The Fevers Unit is also the ward for other isolation patients but not those with pulmonary tuberculosis. They are in the Chest Clinic, another stand-alone facility. We have had one tetanus patient in the time I’ve been here. The outcome was fatal. The teen presented a couple of weeks after his injury, a puncture wound by a stick through the sole of his foot. The skin over the wound had already healed. He presented with lockjaw and muscle spasms especially of his back. He deteriorated quickly with worsening spasms and autonomic symptoms. I couldn’t believe there was not a single vial of tetanus immunoglobulin to be had. Of course, a mechanical ventilator to protect his airway was out of the question. So here’s my public service announcement: Tetanus is completely preventable so everybody must get booster vaccination every 10 years to ensure maintenance of adequate anti-toxin levels in the blood!

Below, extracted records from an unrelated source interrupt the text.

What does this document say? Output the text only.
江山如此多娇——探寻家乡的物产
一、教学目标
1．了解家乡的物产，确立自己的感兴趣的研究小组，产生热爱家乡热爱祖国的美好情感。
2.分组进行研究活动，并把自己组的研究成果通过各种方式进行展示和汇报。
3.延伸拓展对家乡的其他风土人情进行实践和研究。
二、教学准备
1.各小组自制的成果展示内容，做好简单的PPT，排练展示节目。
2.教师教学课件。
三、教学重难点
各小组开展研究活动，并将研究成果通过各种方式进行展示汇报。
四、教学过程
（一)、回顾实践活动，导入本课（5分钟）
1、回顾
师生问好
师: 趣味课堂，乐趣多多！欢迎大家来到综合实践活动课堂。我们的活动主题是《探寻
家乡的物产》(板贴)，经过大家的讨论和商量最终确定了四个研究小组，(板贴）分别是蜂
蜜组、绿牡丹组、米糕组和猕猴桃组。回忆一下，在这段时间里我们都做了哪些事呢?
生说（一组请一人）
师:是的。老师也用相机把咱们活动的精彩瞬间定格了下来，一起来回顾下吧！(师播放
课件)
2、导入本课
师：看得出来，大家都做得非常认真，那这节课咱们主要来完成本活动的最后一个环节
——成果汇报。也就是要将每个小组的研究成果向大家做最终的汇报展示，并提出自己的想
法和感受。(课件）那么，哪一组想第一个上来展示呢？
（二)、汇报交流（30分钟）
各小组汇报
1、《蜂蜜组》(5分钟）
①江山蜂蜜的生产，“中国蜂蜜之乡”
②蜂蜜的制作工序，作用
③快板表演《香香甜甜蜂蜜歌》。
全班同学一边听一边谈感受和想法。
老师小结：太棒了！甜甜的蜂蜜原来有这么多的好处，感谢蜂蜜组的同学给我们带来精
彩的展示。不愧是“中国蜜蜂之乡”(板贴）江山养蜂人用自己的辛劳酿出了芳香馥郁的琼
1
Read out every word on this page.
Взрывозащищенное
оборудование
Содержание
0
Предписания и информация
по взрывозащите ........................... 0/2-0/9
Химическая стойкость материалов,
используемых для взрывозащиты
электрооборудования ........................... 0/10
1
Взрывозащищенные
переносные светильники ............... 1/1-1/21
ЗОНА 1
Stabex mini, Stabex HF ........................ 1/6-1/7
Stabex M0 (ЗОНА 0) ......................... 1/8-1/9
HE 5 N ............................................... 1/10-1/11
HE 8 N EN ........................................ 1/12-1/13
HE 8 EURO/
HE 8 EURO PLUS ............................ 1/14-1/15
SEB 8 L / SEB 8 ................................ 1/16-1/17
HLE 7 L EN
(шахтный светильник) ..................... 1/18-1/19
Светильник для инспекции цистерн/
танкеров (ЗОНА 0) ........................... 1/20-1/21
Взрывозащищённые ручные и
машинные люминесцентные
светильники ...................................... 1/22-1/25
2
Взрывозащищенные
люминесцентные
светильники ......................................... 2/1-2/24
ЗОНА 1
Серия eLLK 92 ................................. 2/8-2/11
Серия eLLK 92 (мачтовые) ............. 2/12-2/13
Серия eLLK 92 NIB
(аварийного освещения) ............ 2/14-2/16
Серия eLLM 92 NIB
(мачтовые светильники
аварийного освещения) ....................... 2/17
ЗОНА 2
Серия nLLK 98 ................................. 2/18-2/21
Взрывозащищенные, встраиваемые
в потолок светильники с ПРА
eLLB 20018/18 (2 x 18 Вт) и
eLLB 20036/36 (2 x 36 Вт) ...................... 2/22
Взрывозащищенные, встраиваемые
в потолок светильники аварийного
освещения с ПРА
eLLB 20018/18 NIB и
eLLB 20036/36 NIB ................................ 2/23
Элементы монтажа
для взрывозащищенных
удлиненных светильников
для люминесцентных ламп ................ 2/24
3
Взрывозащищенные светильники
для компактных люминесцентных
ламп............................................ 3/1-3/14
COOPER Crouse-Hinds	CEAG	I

There is an outbreak of varicella zoster (chicken pox) on one of the medical wards. They have decided to house a few of the afflicted patients in the Fevers Unit. But there are no isolation rooms per se here let alone negative pressure rooms. No-one wears personal respirators not even in the Chest Clinic. Isolation gowns do not exist. At least gloves are used…at times. And what do you mean hand hygiene? Isn’t that what the gloves are for?
It doesn’t make sense to cohort patients with active chicken pox with immunosuppressed HIV/AIDS patients. Who else is more at risk for infection if not them? Time for another MKSAP lesson. Varicella zoster is spread by both contact and airborne routes. Fomites carry the virus and dust particles containing them are suspended in the air for hours and can travel widely. Thus to prevent nosocomial spread, both contact and airborne precautions must be used.
An unforeseen lesson from my time at Korle-Bu so far is that the burden of health-care associated infections is high. Doctors, nurses, and other healthcare workers who are not protected from the contagions the patients carry, patients not being protected from each other, and infrastructure that puts patients at risk for infections all a few culprits. In my discussions with my fellow medical officers, infection control and antibiotic stewardship is the least of their medical concerns. That needs to change. I can see that it will be a challenge to provide adequate infection control in such a resource-poor setting. But it doesn’t mean we cannot try.